Because low blood sugar can be very dangerous, you should talk with your healthcare provider about what to do if you have low blood sugar. You should also contact your healthcare provider immediately if you have very low blood sugar.
  • If you are allergic to sulfonamides ("sulfa" medications), you may also be allergic to Glucovance. Most people with sulfa allergies can take Glucovance without problems. Let your healthcare provider know if you have a sulfa allergy.
     
  • Fever, infections, injury, or surgery can temporarily increase blood sugar, even in people with well-controlled diabetes. Glucovance may not be enough to treat your diabetes at these times, and the use of insulin may be required. Contact your healthcare provider if you have a fever, infection, or injury -- or if you will be having surgery. Also, make sure you know the symptoms of high blood sugar and how to check your blood sugar levels (see Glucovance and Hypoglycemia for more information).
     
  • Let your healthcare provider know if you drink a much lower amount of liquid than normal, or if you have an illness that causes severe vomiting, diarrhea, or fever. These conditions can lead to severe dehydration (loss of water in your body). You may need to stop taking Glucovance for a short time if you have any of these conditions.

 

  • Sulfonylurea medications (such as one of the active ingredients in Glucovance) may cause a dangerous problem known as hemolytic anemia in people who have a genetic condition known as glucose-6-phosphate dehydrogenase deficiency (G6PD deficiency). Nonsulfonylurea medications may be better choices for such people. 

 

  • Glucovance can decrease your levels of vitamin B12. Your healthcare provider should monitor your vitamin B12 levels during treatment with Glucovance, especially if you have a vitamin B12 deficiency (including pernicious anemia).
      
  • Glucovance can interact with certain other medications (see Glucovance Drug Interactions).
     
  • Glucovance is considered a pregnancy Category B medication.
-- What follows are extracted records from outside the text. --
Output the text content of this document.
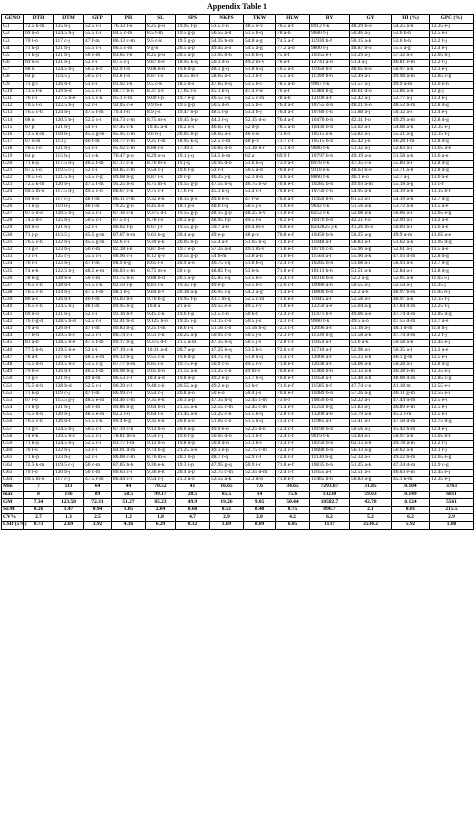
Appendix Table 1
GENO	DTH	DTM	GFP	PH	SL	SPS	NKPS	TKW	HLW	BY	GY	HI (%)	GPC (%)
G1	72.5 k-m	125 b-j	52.5 c-i	76.33 l-o	8.25 p-u	19.95 f-p	51.5 c-n	48.5 o-v	76.5 a-f	8912 f-k	48.29 b-o	54.25 a-h	12.35 e-j
G2	69 n-o	124.5 b-j	55.5 c-i	84.5 c-m	8.5 f-m	19.5 g-p	56.55 a-d	51.5 h-q	78 a-b	9680 f-j	50.46 a-j	53.6 b-h	12.5 e-i
G3	70 l-o	117 c-j	47 f-m	86.13 c-m	9.5 c-k	19.5 g-p	54.35 b-m	54.8 a-g	74.5 a-f	11930 b-f	56.15 a-k	53.6 b-h	12.2 f-j
G4	71 k-p	121 b-j	55.5 c-i	86.5 c-m	9 g-n	20.5 a-p	49.45 a-o	54.5 a-g	77.2 a-b	9800 f-j	48.87 b-o	55.5 a-g	12.4 e-j
G5	71 k-p	121 b-j	50 c-m	83.65 i-n	8.25 p-u	20.5 a-p	51.95 b-n	51.6 h-q	75 a-f	10355 e-i	51.29 a-j	57.32 a-c	12.05 h-j
G6	69 n-o	121 b-j	52 c-i	87.5 c-j	9.87 b-e	18.95 k-q	50.3 d-o	49.2 m-v	76 a-f	12741 a-d	51.4 a-j	46.81 e-m	12.2 f-j
G7	68 o	124.5 b-j	56.5 b-f	82.9 f-n	9.68 b-h	19.8 d-p	48.1 g-q	51.8 h-q	76.5 a-f	11950 b-f	48.65 b-o	50.97 a-k	12.3 e-j
G8	64 p	114.5 j	50.5 c-l	83.8 f-n	8.87 l-s	18.55 m-r	58.65 a-c	51.3 h-r	75.5 a-f	11390 b-h	52.49 a-i	49.98 a-m	12.85 c-g
G9	73 g-l	126 b-f	53 c-i	81.92 i-n	9.5 c-k	18.5 n-s	47.65 h-q	53.5 b-i	78.5 a-b	9967 f-k	51.57 a-j	49.9 a-m	12.6 e-h
G10	73.5 f-k	129 b-d	55.5 c-i	88.77 b-h	8.37 o-t	17.65 r-s	45.1 k-q	47.4 r-w	76 a-f	11480 b-g	46.61 d-o	53.86 a-h	12 g-j
G11	76 c-i	127.5 b-e	51.5 c-k	85.1 c-m	9.09 i-p	19.7 e-p	46.55 i-q	52.5 c-m	78 a-b	12100 a-f	52.42 a-j	52.77 a-j	12.4 e-j
G12	70.5 l-o	122.5 b-j	52 c-i	92.05 c-e	9.9 b-e	19.5 g-p	50.5 d-o	53.5 b-i	76.4 a-f	10755 d-h	48.21 b-o	48.52 b-m	12.8 d-g
G13	76.5 c-h	124 b-j	47.5 f-m	79.4 l-n	8.9 j-s	19.47 h-p	48.5 f-p	53.4 b-j	76.4 a-f	10780 c-h	51.88 a-j	50.32 a-l	12.4 e-j
G14	68 o	120.5 b-j	52.5 c-i	84.73 c-m	8.75 m-s	19.45 h-p	44.3 l-q	52.15 d-o	76.4 a-f	10476 b-h	42.31 f-o	49.29 a-m	12.8 d-g
G15	67 p	121 b-j	54 c-i	87.45 c-k	10.45 a-d	18.2 o-s	46.65 i-q	52 d-p	78.5 a-b	10430 b-h	53.02 a-i	54.08 a-h	12.35 e-j
G16	72.5 k-m	118 b-j	45.5 g-m	85.95 c-m	9.6 b-j	20.05 b-p	58.65 a-c	46 s-w	73 b-f	10515 e-k	53.82 a-i	55.21 a-g	12.15 f-j
G17	67 o-m	113 j	46 f-m	84.77 c-m	9.25 f-m	18.95 k-q	52.5 c-m	48 p-v	71.7 c-f	10515 b-h	45.42 j-o	46.28 f-m	12.8 d-g
G18	70.5 l-o	121 b-j	53 c-i	85.92 c-m	8.88 l-s	17.49 s	50.85 d-o	51.36 h-r	71.1 d-f	9680 f-k	51.32 a-j	52.83 a-i	13.65 a-e
G19	64 p	115 h-j	51 c-k	76.47 p-o	8.29 o-u	19.1 j-q	54.5 b-m	62 a	69.9 f	10797 b-h	49.19 a-o	51.58 a-k	13.6 a-e
G20	71 k-p	117.5 d-j	46.5 f-m	87.17 c-k	8.76 m-s	19 j-q	50.95 d-o	51.6 h-q	73.9 a-f	8978 f-k	47.35 c-o	55.89 a-f	12.8 d-g
G21	67.5 l-o	119.5 c-j	52 c-i	84.85 c-m	9.54 c-j	19.6 f-p	53 c-l	56.5 a-d	70.8 e-f	9110 e-k	48.63 b-o	53.71 a-h	12.8 d-g
G22	70.5 l-o	121.5 b-j	53.5 c-g	89.68 b-g	8.87 l-s	20 c-p	46.25 j-q	52.3 d-n	74.6 a-f	8860 f-k	46.1 e-o	52.7 a-j	13.6 a-e
G23	72.5 k-m	120 b-j	47.5 f-m	95.25 b-d	8.75 m-s	19.55 g-p	47.55 h-q	46.75 b-w	70.8 e-f	10285 b-h	49.93 a-m	55.18 a-g	13 c-f
G24	69.5 m-o	117.5 d-j	49.5 c-n	86.67 c-k	9.75 c-f	17.6 r-s	45.3 k-q	53.4 c-l	70.8 e-f	10750 c-h	54.95 a-h	54.19 a-h	13.15 b-f
G25	69 n-o	117 c-j	48 f-m	86.11 c-m	9.32 e-k	18.15 p-s	49.6 e-o	47 r-w	76.6 a-f	11450 b-h	61.53 a-i	54.19 a-h	12.7 d-g
G26	71 k-p	119 b-j	48 f-m	79.25 g-n	8.45 n-s	18.1 p-s	48.6 f-q	50.5 j-s	71.6 e-f	9642 f-k	51.56 a-k	53.72 a-h	13.5 a-e
G27	67.5 n-o	120.5 b-j	52.5 c-i	87.16 c-k	9.375 d-i	19.55 g-p	48.15 g-p	48.25 n-v	71.8 e-f	8252 f-k	52.08 a-k	56.06 a-f	12.65 e-g
G28	74.5 d-l	125 b-j	50.5 c-l	87.5 c-j	8.78 l-s	20.3 a-p	48.95 f-p	49.5 l-s	70.2 e-f	10476 b-h	42.31 f-o	52.99 a-i	13.2 a-e
G29	69 n-o	121 b-j	52 c-i	80.02 f-p	8.67 j-t	19.55 g-p	59.7 a-b	49.4 m-v	70.8 e-f	8242825 j-k	41.26 m-o	50.09 a-l	13.6 a-e
G30	71 j-p	113.5 j	45.5 g-m	87.67 b-m	9.61 b-g	20.4 a-p	49 e-p	48 p-v	70.8 e-f	10450 b-h	56.25 a-g	49.9 a-m	13.65 a-e
G31	76.5 c-h	122 b-j	45.5 g-m	92.6 c-i	9.39 e-k	20.05 b-p	55.4 a-f	51.65 h-q	71.8 e-f	11848 a-f	58.83 a-f	51.62 a-k	12.95 d-g
G32	73 g-l	123 b-j	50 c-m	82.18 i-n	9.87 b-e	19.7 e-p	57.35 a-d	49.1 m-v	71.8 e-f	10710 c-h	55.96 a-g	52.61 a-j	13.5 a-e
G33	73 c-l	125 c-j	55.5 c-i	80.96 c-l	8.12 q-v	19.55 g-p	54 b-m	53.8 a-h	71.6 e-f	11564 a-f	55.96 a-k	47.93 d-m	12.8 d-g
G34	76 c-i	123 b-j	47 f-m	88.9 b-g	8.65 l-s	20.9 a-o	46.75 i-q	51.8 h-q	72.4 c-f	10285 b-h	51.68 a-i	56.93 a-e	12.7 d-g
G35	74 e-k	122.5 b-j	48.5 e-m	86.03 c-m	8.75 m-s	20 c-p	48.85 f-q	53 b-k	71.8 e-f	10113 b-h	51.51 a-k	52.84 a-i	12.8 d-g
G36	78 b-g	128 b-e	50 c-m	81.75 h-n	9.88 b-d	20.5 a-p	45.85 i-q	53.5 b-i	72.4 c-f	10310 b-h	52.2 a-g	52.05 a-k	11.65 i-j
G37	76.5 c-h	128 b-f	51.5 c-k	82.59 i-p	8.81 l-s	19.35 i-p	49 e-p	53.5 b-i	72.6 c-f	10980 a-h	50.55 a-j	52.54 a-j	11.35 j
G38	76.5 c-h	124 b-j	47.5 f-m	88.1 b-j	9.84 b-f	20.18 a-p	46.95 i-q	54.2 a-g	71.4 e-f	10800 b-h	52.2 a-k	48.97 b-m	11.85 h-j
G39	80 a-c	126 b-f	46 f-m	91.03 b-f	9.76 b-g	19.95 f-p	43.7 m-q	52.5 c-m	71.6 e-f	11845 a-f	52.58 a-i	48.97 a-k	12.15 f-j
G40	76.5 c-h	124.5 b-j	48 f-m	89.95 b-g	10.8 a	21 a-o	49.55 e-o	49.5 l-v	71.8 e-f	12250 a-e	55.04 a-g	47.84 d-m	12.25 f-j
G41	69 n-o	121 b-j	52 c-i	91.16 b-f	9.45 c-k	19.6 f-p	51.5 c-n	50 k-t	72.4 c-f	11471 b-f	49.06 a-o	47.74 d-m	12.85 d-g
G42	76 c-g-d	128.5 b-d	52.5 c-i	92.41 b-d	9.125 h-o	19.35 i-p	51.15 c-o	50.5 j-s	72.3 c-f	9960 f-k	49.5 a-o	47.55 d-m	13.7 a-e
G43	79 a-d	126 b-f	47 f-m	89.83 b-g	9.25 f-m	18.6 l-s	51.56 c-n	51.56 h-q	72.3 c-f	12096 a-f	51.18 a-j	48.1 d-m	11.8 h-j
G44	77 b-h	129.5 b-c	52.5 c-i	86.74 c-l	9.51 c-k	20.25 a-p	50.95 c-o	50.5 j-s	72.3 c-f	11330 b-g	51.58 a-k	47.74 d-m	12.2 f-j
G45	81 a-b	128.5 b-e	47.5 f-m	89.17 b-g	9.375 d-i	21.5 a-m	47.35 h-q	50.5 j-s	72.8 c-f	11854 a-f	51.6 a-k	50.58 a-k	12.45 e-j
G46	77.5 b-h	129.5 b-e	52 c-i	87.19 c-k	10.31 a-d	20.7 a-p	47.25 h-q	53.5 b-i	72.6 c-f	11710 a-f	52.98 a-i	50.35 a-l	13.3 a-e
G47	78 a-f	127 b-f	48.5 e-m	89.33 b-g	9.55 c-k	19.8 d-p	44.75 l-q	51.8 h-q	73.4 c-f	12000 a-f	55.23 a-h	46.1 g-m	12.5 e-i
G48	75.5 d-h	129.5 b-c	53.5 c-g	87.77 b-m	8.85 l-s	19.75 e-p	50.9 c-o	49.5 l-v	71.8 e-f	12038 a-f	54.06 a-h	50.28 a-l	12.8 d-g
G49	79 b-e	126 b-f	46.5 f-m	89.98 b-g	9.65 b-h	21.55 a-k	51.25 c-n	49 m-v	70.8 e-f	11460 b-h	53.33 a-h	46.38 e-m	12.35 e-j
G50	73 g-l	121 b-j	49 d-m	86.53 c-l	10.4 a-d	19.8 d-p	49.2 e-p	51.7 h-q	70.8 e-f	11658 a-f	53.48 a-h	48.08 d-m	12.85 c-g
G51	75.5 d-h	128 b-d	52.5 c-i	86.39 c-l	9.48 c-k	20.55 a-p	49.2 e-p	51 h-r	71.6 e-f	11585 b-f	47.74 c-o	41.18 m	12.55 e-i
G52	71 k-p	119 c-j	47 f-m	86.99 c-l	9.54 c-j	20.8 a-o	50 e-o	50.4 j-s	70.8 e-f	10489 b-h	57.26 a-g	46.11 g-m	12.55 e-i
G53	67 l-o	115.5 g-j	48.5 e-m	84.46 c-m	9.35 e-k	20.3 a-p	47.35 h-q	52.45 c-m	73 b-f	10850 b-h	52.22 a-i	47.44 d-m	12.5 e-i
G54	71 k-p	121 b-j	50 c-m	89.86 b-g	9.64 b-h	21.55 a-k	52.55 c-m	52.45 c-m	71.4 e-f	11250 b-g	51.83 a-j	46.89 e-m	12.5 e-i
G55	75.5 d-h	120 b-j	48.5 e-m	82.2 i-n	8.64 l-s	21.45 a-n	51.25 c-n	51.5 h-q	72.8 c-f	13200 a-b	53.79 a-h	45.2 i-m	12.5 e-i
G56	76.5 c-h	126 b-f	51.5 c-k	89.4 b-g	9.32 e-k	20.8 a-o	51.05 c-o	51.5 h-q	73.4 c-f	11985 a-f	53.41 a-i	47.58 d-m	12.75 d-g
G57	73 g-l	124.5 b-j	50.5 c-l	87.19 c-k	9.12 h-o	20.6 a-p	49.9 e-o	52.25 d-n	72.4 c-f	10190 b-h	50.56 a-j	45.42 h-m	12.4 e-j
G58	74 e-k	129.5 b-c	55.5 c-i	78.81 m-o	9.54 c-j	19.6 f-p	50.05 d-o	51.1 h-r	72.4 c-f	9619 f-k	53.84 a-i	50.97 a-k	13.05 b-f
G59	71 k-p	124.5 b-j	52.5 c-i	83.77 f-m	9.12 h-o	19.8 d-p	50.8 d-o	51.3 h-r	73.4 c-f	10250 b-h	62.13 a-b	49.78 a-m	12.2 f-j
G60	70 l-o	122 b-j	53 c-i	84.01 d-m	9.74 b-g	21.25 a-o	49.3 e-p	52.75 c-m	72.4 c-f	10688 b-h	56.13 a-g	50.62 a-k	12.1 f-j
G61	71 k-p	123 b-j	52 c-i	86.08 c-m	8.76 m-s	20.1 b-p	48.7 f-q	52.9 c-l	72.8 c-f	11130 b-g	52.34 a-i	49.22 b-m	12.65 e-g
G62	72.5 k-m	119.5 c-j	50 c-m	87.85 b-k	9.36 e-k	19.3 i-p	47.95 g-q	50.9 i-r	71.8 e-f	10835 b-h	51.25 a-k	47.34 d-m	12.9 c-g
G63	70 l-o	120 b-j	50 c-m	86.63 c-l	9.36 e-k	20.4 a-p	52.75 c-m	52.35 d-m	72.4 c-f	11655 a-f	52.51 a-i	46.63 e-m	12.45 e-j
G64	69.5 m-o	117 c-j	47.5 f-m	86.44 c-l	9.54 c-j	21.3 a-o	53.55 a-k	52.3 d-n	71.8 e-f	11465 b-h	56.83 a-g	45.1 k-m	12.35 e-j
Min	7	113	64	44	70.52	41	16.65	7.6	34.65	7293.67	31.85	0.104	3763
max	8	136	89	58.5	99.17	28.5	65.5	14	75.6	13230	59.63	0.149	6811
GM	7.34	123.58	72.31	51.27	85.23	49.9	19.26	9.05	50.44	10582.7	42.78	0.124	5561
SEM	0.26	1.47	0.94	1.05	2.04	0.68	0.51	0.48	0.75	896.7	2.1	0.01	215.5
CV%	2.7	1.3	2.5	1.2	1.8	4.7	2.9	2.8	4.2	6.2	5.2	6.2	2.9
LSD (5%)	0.73	2.69	3.92	4.16	6.29	8.12	1.69	0.89	6.05	1137	2534.2	5.92	1.08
This means that while Glucovance is probably safe for use in pregnant women, the full risks of Glucovance in pregnancy are not known. Talk with your healthcare provider before taking Glucovance during pregnancy (see Glucovance and Pregnancy).
     
  • It is not known if Glucovance passes through breast milk. Therefore, if you are breastfeeding or plan to start breastfeeding, be sure to talk with your healthcare provider about this.
     
  • Sulfonylurea medicines, such as the glyburide component of Glucovance, have been reported to increase sensitivity to the sun. Therefore, when going outdoors, try wearing long sleeves, pants, and a hat. Any exposed skin should be covered with sunscreen that is at least SPF 15.